El discurso de la neutralidad, una falacia intelectual y moral

El ratón, posiblemente, no apreciará una postura neutral
Hace unos meses se difundieron entre el mundo bibliotecario unas pautas deontológicas de la IFLA (International Federation of Library Associations and Institutions) con el objeto de aportar un marco de reflexión para los y las profesionales ligados al mundo de la documentación. En el punto cinco figura una consideración asociada a una vieja idea: la neutralidad. Dicho apartado lleva por título: “Neutralidad, integridad personal y habilidades profesionales”. En él se declara: “Los bibliotecarios y otros trabajadores de la información están estrictamente comprometidos con la neutralidad y con una postura imparcial en relación a la colección, el acceso y los servicios (…)”. La definición del término Neutral es, según el Diccionario de la Real Academia Española de la Lengua, “que no participa de ninguna de las opciones en conflicto.”

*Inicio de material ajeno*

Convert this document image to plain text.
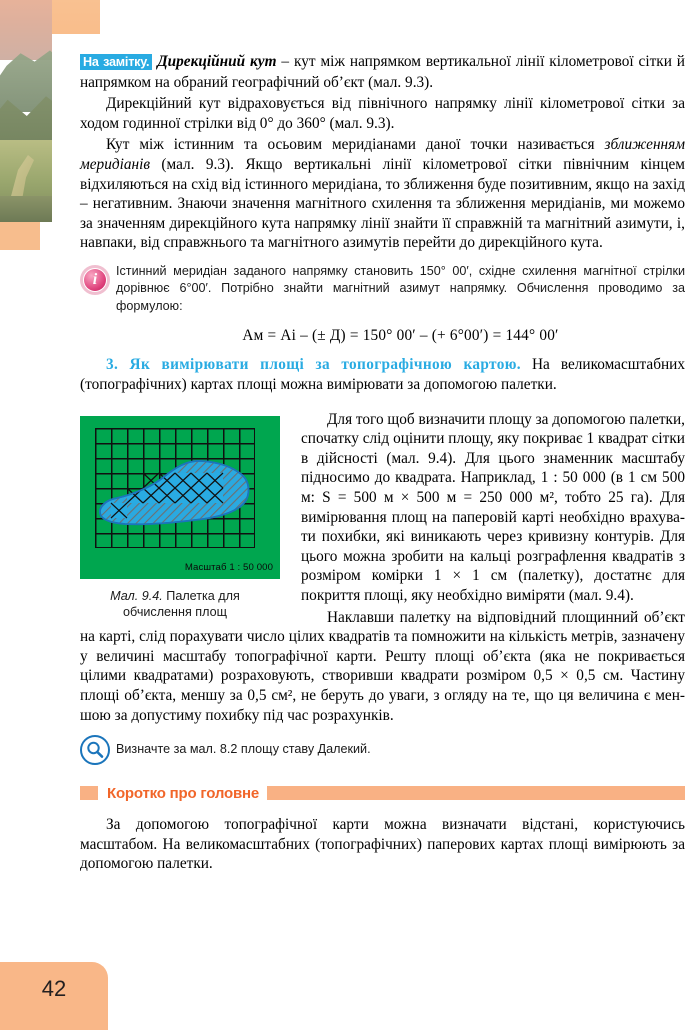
42

На замітку. Дирекційний кут – кут між напрямком вертикальної лінії кілометрової сітки й напрямком на обраний географічний об’єкт (мал. 9.3).

Дирекційний кут відраховується від північного напрямку лінії кілометрової сітки за ходом годинної стрілки від 0° до 360° (мал. 9.3).

Кут між істинним та осьовим меридіанами даної точки називається зближенням меридіанів (мал. 9.3). Якщо вертикальні лінії кілометрової сітки північним кінцем відхиляються на схід від істинного меридіана, то зближення буде позитивним, якщо на захід – негативним. Знаючи значення магнітного схилення та зближення меридіанів, ми можемо за значенням дирекційного кута напрямку лінії знайти її справжній та магнітний азимути, і, навпаки, від справжнього та магнітного азимутів перейти до дирекційного кута.

i	Істинний меридіан заданого напрямку становить 150° 00′, східне схилення магнітної стрілки дорівнює 6°00′. Потрібно знайти магнітний азимут напрямку. Обчислення проводимо за формулою:

Ам = Аi – (± Д) = 150° 00′ – (+ 6°00′) = 144° 00′

3. Як вимірювати площі за топографічною картою. На великомасштабних (топографічних) картах площі можна вимірювати за допомогою палетки.

Масштаб 1 : 50 000
Мал. 9.4. Палетка для обчислення площ

Для того щоб визначити площу за допомогою палетки, спочатку слід оцінити площу, яку покриває 1 квадрат сітки в дійсності (мал. 9.4). Для цього знаменник масштабу підносимо до квадрата. Наприклад, 1 : 50 000 (в 1 см 500 м: S = 500 м × 500 м = 250 000 м², тобто 25 га). Для вимірювання площ на паперовій карті необхідно врахувати похибки, які виникають через кривизну контурів. Для цього можна зробити на кальці розграфлення квадратів з розміром комірки 1 × 1 см (палетку), достатнє для покриття площі, яку необхідно виміряти (мал. 9.4).

Наклавши палетку на відповідний площинний об’єкт на карті, слід порахувати число цілих квадратів та помножити на кількість метрів, зазначену у величині масштабу топографічної карти. Решту площі об’єкта (яка не покривається цілими квадратами) розраховують, створивши квадрати розміром 0,5 × 0,5 см. Частину площі об’єкта, меншу за 0,5 см², не беруть до уваги, з огляду на те, що ця величина є меншою за допустиму похибку під час розрахунків.

Визначте за мал. 8.2 площу ставу Далекий.

Коротко про головне

За допомогою топографічної карти можна визначати відстані, користуючись масштабом. На великомасштабних (топографічних) паперових картах площі вимірюють за допомогою палетки.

Esta creencia, en el sentido orteguiano del término, tiene cierta tradición en la disciplina y la profesión. Posiblemente, por una parte, debido a un componente epistemológico: un campo de conocimiento con una marcada orientación positivista, que asume la ideología de que los datos son objetivos per sé, o que los discursos –la documentación- que se manejan en bibliotecas o centros de documentación son asépticos por lo que apenas problematiza la relación conocimiento-sociedad. Por otra, este discurso se basa en la idea de que los y las profesionales pueden actuar al margen de posicionamientos ideológicos, lo que no es real: nuestras decisiones siempre tienen una dimensión ética y política. Tanto una “actuación” -por ejemplo, impugnar el discurso de la neutralidad– como mantenerse “neutral” (una “no actuación”) están ideológica, políticamente situadas.
Estos supuestos, entre otros, nos conducen a una profesión que cree, como dicen estas recomendaciones, en la posibilidad de mantenerse “imparcial”. Efectivamente, si se opera con sistemas de clasificación sin ponerlos en relación con las comunidades que los generan en su propio beneficio o el contexto ideológico y cultural en que surgen; si las bibliotecas asumen unidimensionalmente la tecnología sin analizar sus múltiples facetas (como instrumentos de control, canal de consumo, etc.); o, en fin, cuando un ejercicio ineludible de transparencia en la organización de las unidades informativas o bibliotecas se identifica con el eficientismo economicista… nos encontramos con unos ámbitos en los que predomina una praxis más técnica que reflexiva a nuestro entender. Pero no desideologizada, o “neutra”, como pretende orientar la ética profesional. En las instituciones educativas, culturales, etc., se dan enfrentamientos sociales e ideológicos mediados por el conocimiento o la cultura: se trata de un saber que no es “neutro” ya que está impregnado de valores de clase, de género, de raza, etc.
Si se fuera más allá de la aplicación de la doxa tecno-gerencialista, podría cuestionarse, por ejemplo, la autonomía e independencia del conocimiento cuando empresas o bancos se encuentran parasitando recursos públicos en beneficio privado; o procesos de privatización del conocimiento en manos de monopolios y multinacionales de la edición, o mediante leyes de propiedad intelectual y patentes abusivas, o a través del cobro de tasas por determinados servicios, etc. O cómo, demagógicamente, la satisfacción del cliente sustituye procesos educativos más complejos y responsables con la dimensión de lo público como construcción social. Las bibliotecas, como parte de la esfera pública, están siendo objeto de devastadoras medidas neoliberales como falta de financiación, privatizaciones encubiertas (subcontratas) o la violencia de regirse por parámetros de mercado. Frente al obsceno saqueo de lo público, como bien común y como ideología, mantener el discurso de la neutralidad supone legitimar ideológicamente la –desigual, asimétrica- relación de fuerzas existente. Se trata de un discurso falaz, ideológicamente situado.